Correlation bots are more sensitive to the dollar IMO, just because everyone and their mom is long USD and the yen carry as well as the euro carry trades are overcrowded (borrow JPY or EUR , convert to USD and buy treasuries with it).
I'm usually more into grains these days after I ditched stocks, so take what I said as a primer. But when the time is right, paper comes to the treasuries and grains are dull I trade ZB and ZN, too.
Ah, one last thing. You might want to have a frequent look at yield charts for individual maturities (not the curve). Sometimes yields have a level as well and can give you a pretty good understanding if a break is real or not.
View attachment 170470
10y Yield left, ZB right.
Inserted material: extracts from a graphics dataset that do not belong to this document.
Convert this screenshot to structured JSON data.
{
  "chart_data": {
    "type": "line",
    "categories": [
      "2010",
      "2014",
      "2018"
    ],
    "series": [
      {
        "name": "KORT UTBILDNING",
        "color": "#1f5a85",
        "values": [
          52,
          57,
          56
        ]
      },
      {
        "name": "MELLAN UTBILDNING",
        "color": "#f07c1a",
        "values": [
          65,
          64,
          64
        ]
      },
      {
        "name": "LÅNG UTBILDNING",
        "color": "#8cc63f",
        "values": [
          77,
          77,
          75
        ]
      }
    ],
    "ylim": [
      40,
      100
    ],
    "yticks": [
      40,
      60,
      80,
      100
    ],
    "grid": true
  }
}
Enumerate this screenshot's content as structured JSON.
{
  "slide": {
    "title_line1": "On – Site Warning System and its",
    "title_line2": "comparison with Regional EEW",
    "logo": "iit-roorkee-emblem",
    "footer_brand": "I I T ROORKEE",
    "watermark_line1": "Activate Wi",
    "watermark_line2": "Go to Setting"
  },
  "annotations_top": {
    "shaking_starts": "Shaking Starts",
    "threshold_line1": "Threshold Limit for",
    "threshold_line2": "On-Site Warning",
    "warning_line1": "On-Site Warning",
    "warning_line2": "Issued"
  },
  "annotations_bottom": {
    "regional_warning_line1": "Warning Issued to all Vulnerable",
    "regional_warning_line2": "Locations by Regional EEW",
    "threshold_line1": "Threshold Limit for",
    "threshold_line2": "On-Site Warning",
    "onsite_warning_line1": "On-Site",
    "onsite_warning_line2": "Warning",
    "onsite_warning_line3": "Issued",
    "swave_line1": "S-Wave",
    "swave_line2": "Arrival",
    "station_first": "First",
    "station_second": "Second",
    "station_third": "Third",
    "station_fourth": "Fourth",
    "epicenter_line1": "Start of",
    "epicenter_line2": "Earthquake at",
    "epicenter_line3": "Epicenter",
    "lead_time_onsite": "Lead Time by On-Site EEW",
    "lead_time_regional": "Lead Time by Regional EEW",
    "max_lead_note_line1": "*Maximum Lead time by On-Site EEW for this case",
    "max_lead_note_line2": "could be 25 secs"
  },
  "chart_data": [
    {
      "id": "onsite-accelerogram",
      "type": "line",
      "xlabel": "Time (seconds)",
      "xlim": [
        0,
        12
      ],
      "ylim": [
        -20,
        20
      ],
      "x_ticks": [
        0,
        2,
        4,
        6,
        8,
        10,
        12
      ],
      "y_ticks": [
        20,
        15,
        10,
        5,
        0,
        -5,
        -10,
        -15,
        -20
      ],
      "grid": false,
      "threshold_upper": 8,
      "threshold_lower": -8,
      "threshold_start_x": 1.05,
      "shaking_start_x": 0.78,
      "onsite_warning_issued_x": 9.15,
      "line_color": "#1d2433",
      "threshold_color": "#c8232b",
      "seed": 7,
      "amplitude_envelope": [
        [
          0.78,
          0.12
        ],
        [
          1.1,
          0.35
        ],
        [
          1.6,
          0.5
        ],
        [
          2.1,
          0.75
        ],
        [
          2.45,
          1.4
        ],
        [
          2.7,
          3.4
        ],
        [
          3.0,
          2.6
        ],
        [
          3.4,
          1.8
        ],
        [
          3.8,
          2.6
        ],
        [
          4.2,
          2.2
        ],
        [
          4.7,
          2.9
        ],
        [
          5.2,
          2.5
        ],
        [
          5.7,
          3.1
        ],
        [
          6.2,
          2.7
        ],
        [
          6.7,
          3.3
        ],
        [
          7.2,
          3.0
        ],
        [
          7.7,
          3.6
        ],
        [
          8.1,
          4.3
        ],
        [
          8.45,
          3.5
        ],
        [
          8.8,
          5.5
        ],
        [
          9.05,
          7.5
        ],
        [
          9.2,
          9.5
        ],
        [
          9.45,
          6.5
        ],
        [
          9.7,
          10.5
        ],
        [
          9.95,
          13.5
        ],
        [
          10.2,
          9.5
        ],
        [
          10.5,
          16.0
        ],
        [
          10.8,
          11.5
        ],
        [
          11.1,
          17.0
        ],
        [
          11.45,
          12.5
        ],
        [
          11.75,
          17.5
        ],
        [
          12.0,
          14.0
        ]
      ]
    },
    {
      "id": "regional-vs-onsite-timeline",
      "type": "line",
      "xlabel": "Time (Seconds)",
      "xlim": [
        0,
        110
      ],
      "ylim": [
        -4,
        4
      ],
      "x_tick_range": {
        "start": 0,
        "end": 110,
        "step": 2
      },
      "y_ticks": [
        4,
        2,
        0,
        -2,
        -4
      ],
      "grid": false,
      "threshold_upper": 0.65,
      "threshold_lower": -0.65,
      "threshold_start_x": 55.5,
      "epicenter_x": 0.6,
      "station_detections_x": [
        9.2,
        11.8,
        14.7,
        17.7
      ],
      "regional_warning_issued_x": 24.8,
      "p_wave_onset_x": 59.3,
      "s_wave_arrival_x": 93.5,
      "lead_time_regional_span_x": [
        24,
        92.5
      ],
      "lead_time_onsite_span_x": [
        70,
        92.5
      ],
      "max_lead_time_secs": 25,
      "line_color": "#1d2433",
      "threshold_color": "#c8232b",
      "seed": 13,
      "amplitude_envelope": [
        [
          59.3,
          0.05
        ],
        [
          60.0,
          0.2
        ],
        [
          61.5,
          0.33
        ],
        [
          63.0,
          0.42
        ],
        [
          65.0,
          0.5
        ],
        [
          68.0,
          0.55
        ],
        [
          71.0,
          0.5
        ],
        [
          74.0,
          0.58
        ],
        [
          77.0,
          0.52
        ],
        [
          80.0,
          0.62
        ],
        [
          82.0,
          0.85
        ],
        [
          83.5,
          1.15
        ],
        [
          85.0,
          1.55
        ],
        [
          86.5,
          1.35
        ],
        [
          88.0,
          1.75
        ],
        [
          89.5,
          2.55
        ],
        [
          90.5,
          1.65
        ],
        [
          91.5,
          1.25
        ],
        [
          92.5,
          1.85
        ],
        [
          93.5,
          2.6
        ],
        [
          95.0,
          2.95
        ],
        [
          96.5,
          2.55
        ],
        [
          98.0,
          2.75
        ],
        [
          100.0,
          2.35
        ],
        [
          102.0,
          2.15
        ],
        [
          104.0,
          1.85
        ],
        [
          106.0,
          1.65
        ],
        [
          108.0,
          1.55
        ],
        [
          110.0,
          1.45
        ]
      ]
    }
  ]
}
Yields did not crack so this was a good hint on the move over 151.12 yesterday.
Also if there is an important level in the yield and no level in the futures, you sometimes can see pretty impressive flow against the trend. If you know the context and your trade location is good, you can ride out massive moves as the hedgers pump massive size into the market.
My take on your endeavour: First, read contract specs and get the levels for the day via charts. Then put up ladders of ZF, ZN, ZB, ES, CG and 6J (better in the first place since dollar index trades on ICE which costs 116$ for realtime data/month), close the charts and just watch the markets trade for a month or two. You will get a feeling of how they behave.
Much better than reading theories and learning technicals.